Predictive Intelligence technology The pioneering methodology known as Predictive Intelligence is a combination of proven mathematical techniques that, when applied to a specific system of interest, allow for monitoring the current conditions as well as viewing predicted changes in key parameters. Further, this approach to modeling dynamically updates its forecasts by comparing current conditions to previous predictions, effectively providing an estimate of quality to the predictions.
A main feature of Predictive Intelligence is its capability for data fusion; assimilating real-time data into the overall system model. By incorporating system observations as they occur, the user receives a two-fold benefit: a real-time view of their system of interest and a predictive capability which continually improves upon predictions. In the past, using observable data in model representations was difficult and provided little insight into the underlying mechanisms. Either the data did not fit the model variable criteria or the computational power limited the expanse of the model. At the same time, a model without observations provides no verifiable conclusions. This resulted in a modeling/simulation environment in which analysis of each simulation was required in order to tweak the model for the next iteration. This methodology works fine in a design environment but in situations where the system of interest is rapidly changing results were too delayed to be of use. The objective is to enable inclusion of all observable data, in real time whether the data is complete or not, and to prevent the model's output from diverging from reality. Based on an advanced technique known as data assimilation and coupled with a technique known as Kalman filtering, these objectives are attainable. However, it requires expertise in physics, mathematics and modeling in order to develop such a Predictive Intelligence system. With the advances in computational power, more complex models with millions of variables are now possible.

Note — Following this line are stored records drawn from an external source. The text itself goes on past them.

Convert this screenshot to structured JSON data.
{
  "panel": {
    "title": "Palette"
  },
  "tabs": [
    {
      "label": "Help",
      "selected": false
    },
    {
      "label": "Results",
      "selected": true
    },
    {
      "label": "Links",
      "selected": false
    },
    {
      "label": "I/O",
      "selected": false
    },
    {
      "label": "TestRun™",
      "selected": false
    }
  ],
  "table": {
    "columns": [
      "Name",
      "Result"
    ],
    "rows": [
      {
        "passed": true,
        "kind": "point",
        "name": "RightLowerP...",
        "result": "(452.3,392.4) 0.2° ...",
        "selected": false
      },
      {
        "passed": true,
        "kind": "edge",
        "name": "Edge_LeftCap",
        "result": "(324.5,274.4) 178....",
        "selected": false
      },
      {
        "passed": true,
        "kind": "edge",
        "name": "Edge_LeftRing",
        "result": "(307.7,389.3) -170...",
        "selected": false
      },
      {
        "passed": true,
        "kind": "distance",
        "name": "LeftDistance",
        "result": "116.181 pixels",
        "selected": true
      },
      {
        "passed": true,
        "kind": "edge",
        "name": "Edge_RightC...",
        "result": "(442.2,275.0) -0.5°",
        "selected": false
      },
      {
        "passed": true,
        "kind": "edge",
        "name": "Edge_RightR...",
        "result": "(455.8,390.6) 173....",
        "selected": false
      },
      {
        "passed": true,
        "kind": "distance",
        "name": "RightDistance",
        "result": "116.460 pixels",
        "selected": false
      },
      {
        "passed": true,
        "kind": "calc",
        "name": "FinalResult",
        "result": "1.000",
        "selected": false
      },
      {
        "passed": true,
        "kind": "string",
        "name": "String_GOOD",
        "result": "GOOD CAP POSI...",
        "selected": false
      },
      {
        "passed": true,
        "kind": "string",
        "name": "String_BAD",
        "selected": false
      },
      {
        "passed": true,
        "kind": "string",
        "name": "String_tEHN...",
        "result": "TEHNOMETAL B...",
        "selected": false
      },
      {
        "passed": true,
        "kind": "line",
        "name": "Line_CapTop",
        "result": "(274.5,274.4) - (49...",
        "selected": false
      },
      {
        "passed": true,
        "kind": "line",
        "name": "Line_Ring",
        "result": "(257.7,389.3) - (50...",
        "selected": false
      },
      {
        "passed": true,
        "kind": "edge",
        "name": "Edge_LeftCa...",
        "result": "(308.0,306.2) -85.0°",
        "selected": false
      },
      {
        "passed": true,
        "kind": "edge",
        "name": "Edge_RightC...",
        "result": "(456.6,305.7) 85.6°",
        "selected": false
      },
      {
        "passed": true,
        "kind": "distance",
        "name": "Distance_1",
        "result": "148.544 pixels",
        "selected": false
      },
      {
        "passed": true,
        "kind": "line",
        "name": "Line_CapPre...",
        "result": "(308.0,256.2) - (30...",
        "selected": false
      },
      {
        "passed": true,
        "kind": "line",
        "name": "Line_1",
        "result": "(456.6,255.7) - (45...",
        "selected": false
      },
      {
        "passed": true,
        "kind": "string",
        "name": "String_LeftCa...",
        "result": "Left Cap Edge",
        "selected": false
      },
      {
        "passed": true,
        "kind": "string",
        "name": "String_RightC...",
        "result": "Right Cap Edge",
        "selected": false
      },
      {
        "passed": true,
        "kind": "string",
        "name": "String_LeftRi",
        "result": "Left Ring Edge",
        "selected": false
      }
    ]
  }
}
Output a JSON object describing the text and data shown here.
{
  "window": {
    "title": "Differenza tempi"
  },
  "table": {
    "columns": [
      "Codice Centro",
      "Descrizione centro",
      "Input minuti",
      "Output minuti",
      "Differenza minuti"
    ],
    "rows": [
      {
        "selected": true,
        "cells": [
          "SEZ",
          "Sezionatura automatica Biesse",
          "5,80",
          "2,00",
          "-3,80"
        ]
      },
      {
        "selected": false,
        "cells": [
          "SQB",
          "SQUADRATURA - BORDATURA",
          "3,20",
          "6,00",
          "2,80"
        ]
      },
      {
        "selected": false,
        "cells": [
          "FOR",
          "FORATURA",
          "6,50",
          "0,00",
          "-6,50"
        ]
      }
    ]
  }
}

At the core of our predictive intelligence methodology lies the system model, which can be either first-principles and/or empirical depending on the environment modeled. The primary mathematical techniques reside in the data fusion element, which delivers data to the model for computation, and solves the observation density issue, when there are too few observations to run the model resulting in misdirection and incorrect results. The overlying element which couples the physics models and empirical models, for the most complete representation possible, and ensures that the output will not diverge from reality is the confidence level determinate component. Not only does this constituent fill in the blanks for missing observations in order to provide a real time view of system, it also provides a defined confidence for each predicted parameter. These primary components are supplemented with a variety of state-of-the-art techniques, either for algorithmic development or for incoming data characterization.
Our technological and developmental framework is known as PredictIT.